Question

An electric toaster has resistance of \( 60 \, \Omega \) at room temperature \( (27^\circ \text{C}) \). The toaster is connected to a 220 V supply. If the current flowing through it reaches 2.75 A, the temperature attained by the toaster is around: (if \( \alpha = 2 \times 10^{-4} / ^\circ \text{C} \))

• A. 1694\( ^\circ \)C
• B. 1235\( ^\circ \)C
• C. 694\( ^\circ \)C
• D. 1667\( ^\circ \)C

Answer 1

The Correct Option is A

To solve this problem, we need to find the temperature attained by the toaster when it is connected to a 220 V supply, and the current flowing through it is 2.75 A. The given parameters are:

• Initial resistance at room temperature (\(27^\circ \text{C}\)): \( R_0 = 60 \, \Omega \)
• Voltage supply: \( V = 220 \, \text{V} \)
• Current: \( I = 2.75 \, \text{A} \)
• Temperature coefficient of resistance: \( \alpha = 2 \times 10^{-4} / ^\circ \text{C} \)

The resistance at the temperature the toaster finally reaches can be calculated using Ohm's Law:

\(R = \frac{V}{I}\)

Substituting the given values:

\(R = \frac{220}{2.75} = 80 \, \Omega\)

Let the final temperature be \( T \).
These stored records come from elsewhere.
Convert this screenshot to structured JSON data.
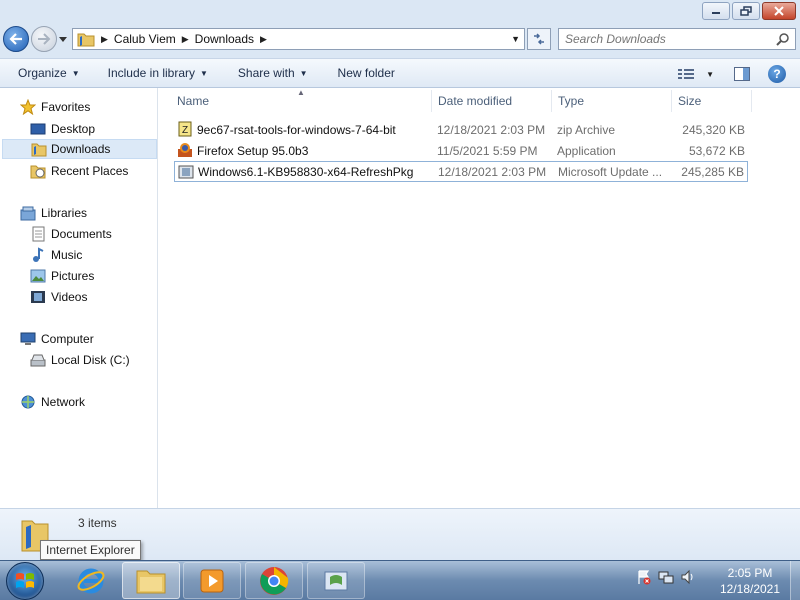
{
  "window": {
    "minimize_label": "Minimize",
    "maximize_label": "Maximize",
    "close_label": "Close"
  },
  "address": {
    "crumbs": [
      "Calub Viem",
      "Downloads"
    ],
    "search_placeholder": "Search Downloads"
  },
  "toolbar": {
    "organize": "Organize",
    "include_in_library": "Include in library",
    "share_with": "Share with",
    "new_folder": "New folder"
  },
  "nav": {
    "favorites": "Favorites",
    "desktop": "Desktop",
    "downloads": "Downloads",
    "recent_places": "Recent Places",
    "libraries": "Libraries",
    "documents": "Documents",
    "music": "Music",
    "pictures": "Pictures",
    "videos": "Videos",
    "computer": "Computer",
    "local_disk": "Local Disk (C:)",
    "network": "Network"
  },
  "columns": {
    "name": "Name",
    "date_modified": "Date modified",
    "type": "Type",
    "size": "Size"
  },
  "files": [
    {
      "name": "9ec67-rsat-tools-for-windows-7-64-bit",
      "date": "12/18/2021 2:03 PM",
      "type": "zip Archive",
      "size": "245,320 KB",
      "icon": "zip-icon"
    },
    {
      "name": "Firefox Setup 95.0b3",
      "date": "11/5/2021 5:59 PM",
      "type": "Application",
      "size": "53,672 KB",
      "icon": "installer-icon"
    },
    {
      "name": "Windows6.1-KB958830-x64-RefreshPkg",
      "date": "12/18/2021 2:03 PM",
      "type": "Microsoft Update ...",
      "size": "245,285 KB",
      "icon": "update-package-icon"
    }
  ],
  "details": {
    "items_count": "3 items",
    "tooltip": "Internet Explorer"
  },
  "taskbar": {
    "time": "2:05 PM",
    "date": "12/18/2021"
  },
  "colors": {
    "accent": "#1f5fb5",
    "selection": "#dce9f7",
    "taskbar": "#6c8bb0"
  }
}
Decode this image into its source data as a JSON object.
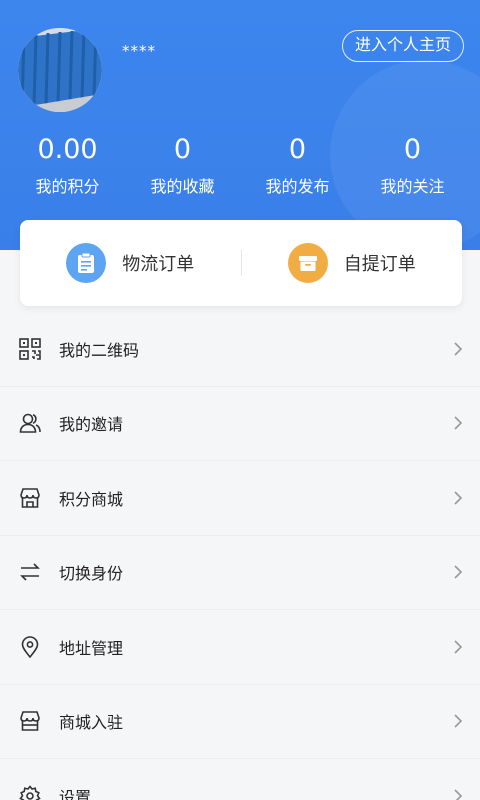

The relation between resistance and temperature is given by:

\(R = R_0(1 + \alpha(T - T_0))\)

Substituting the known values:

\(80 = 60 \times (1 + 2 \times 10^{-4} \times (T - 27))\)

Solve for \( T \):

\(1.3333 = 1 + 2 \times 10^{-4} \times (T - 27)\)
\(0.3333 = 2 \times 10^{-4} \times (T - 27)\)
\(T - 27 = \frac{0.3333}{2 \times 10^{-4}}\)
\(T - 27 = 1666.5\)
\(T = 1666.5 + 27 = 1693.5\)

Hence, the temperature attained by the toaster is approximately \( 1694^\circ \text{C} \).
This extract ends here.